What happens when a DEETYA funded student with a recent fail in TEE (or equivalent) English, is accepted into a degree program? This dilemma session focuses not so much on mature age entry students, nor students for whom English is a second language, but on students who have only recently finished high school and have entered the university with literacy levels that are likely to affect their ability to do well in written assignments.
This dilemma session begins by outlining some of the systems in place at Curtin University and other universities across Australia which attempt to aid and retain students who have entered university without a satisfactory pass in TEE (or equivalent) English. How can we best support them? Which methods are the most successful and most equitable? Do these students succeed?
The dilemma session considers these questions before the backdrop of broader issues such as the move toward a more financially driven and outcome driven tertiary environment, the closure of literacy support centres on some campuses, the move toward teaching language skills across the curriculum, the implications of introducing local full fee paying students and the so called 'decline' of English in school and in higher education.
But what of the local student with literacy skills that are likely to make it difficult for that student to succeed at written academic tasks? What systems do or should exist for these students so as to make their path at university easier, to improve their success rate and to promote equity and inclusivity in the higher education environment?
Given a learning disability has been diagnosed and acknowledged by the student, there are specific practices teachers can apply, such as oral examinations and prepared lecture notes. But what about those students for whom there is no specific problem diagnosed? How can we as lecturers, respond equitably and adequately to students with severely weak academic literacy skills?
Tertiary teachers in the communication skills fields are sometimes expected, unreasonably, to work miracles on students who have had problems with literacy all their lives. As Paul Brock emphasises, literacy does not develop in a vacuum, nor does it develop in "lock-step, easily identified, hierarchal stages" (Brock 1998: 16) Realistically, in the short term and in large classes, only limited positive changes to a student's literacy levels can be made.
At Curtin University, a native English speaking student without a satisfactory pass in TEE English is quite often recommended to complete a special literacy support unit called Communication Skills 111. This unit prepares the student to better succeed in other units, particularly further communication skills units that may be significant units for the student's degree program. The student may also, where a learning disability has been diagnosed, be assisted by the disabilities officer at counselling services and, where appropriate, entitled to special exam conditions. It is significant that severe literacy weaknesses as a result of recognised learning disabilities such as dyslexia or behavioural/learning problems such as ADD, have become increasingly common amongst tertiary students in today's tertiary system (Stickels & Neil, 1998).

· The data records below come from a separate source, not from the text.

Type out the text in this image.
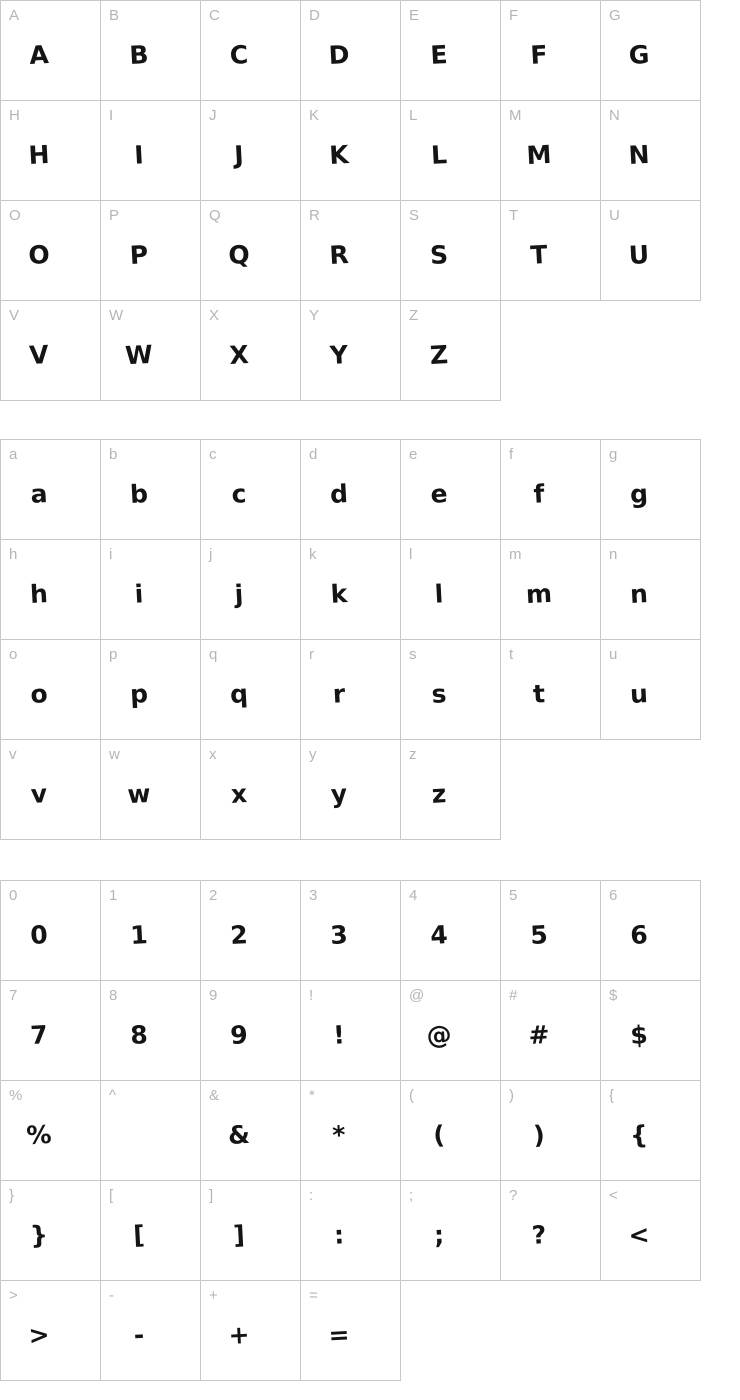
A
A
B
B
C
C
D
D
E
E
F
F
G
G
H
H
I
I
J
J
K
K
L
L
M
M
N
N
O
O
P
P
Q
Q
R
R
S
S
T
T
U
U
V
V
W
W
X
X
Y
Y
Z
Z
a
a
b
b
c
c
d
d
e
e
f
f
g
g
h
h
i
i
j
j
k
k
l
l
m
m
n
n
o
o
p
p
q
q
r
r
s
s
t
t
u
u
v
v
w
w
x
x
y
y
z
z
0
0
1
1
2
2
3
3
4
4
5
5
6
6
7
7
8
8
9
9
!
!
@
@
#
#
$
$
%
%
^	&
&
*
*
(
(
)
)
{
{
}
}
[
[
]
]
:
:
;
;
?
?
<
<
>
>
-
-
+
+
=
=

I am not attempting to subscribe to the myth here that literacy levels amongst Australian school leavers are getting any worse than they used to be, and I would agree with Brian Cambourne in his summation that
Rather than a decline in literacy standards the data strongly support a quite different interpretation; namely that given the incredible increase in the complexity of literacy demands over the last 20 year, given the increasing number of students (especially boys) who are staying on at school... our schools and teachers have held the literacy line. (Cambourne, cited in Brock 1998: 16).Rather, I am seeking to highlight the sheer number of students who are most likely to be struggling with basic academic literacy skills at a tertiary level, and positing the questions 'How can we best support them?' and 'Which methods are the most successful and equitable'. Even perhaps 'Are these students too often forgotten about once they've entered the university system?' The transfer from school writing contexts to tertiary writing contexts is not an easy one for the most literate students, and one of my concerns in this area is that those students really struggling with academic literacy skills may be being forced to spend a great deal of time, effort, money and anxiety on work for which they may receive some very negative and uninspiring results, a course of events which can easily lead to students dropping out of their chosen programs all together.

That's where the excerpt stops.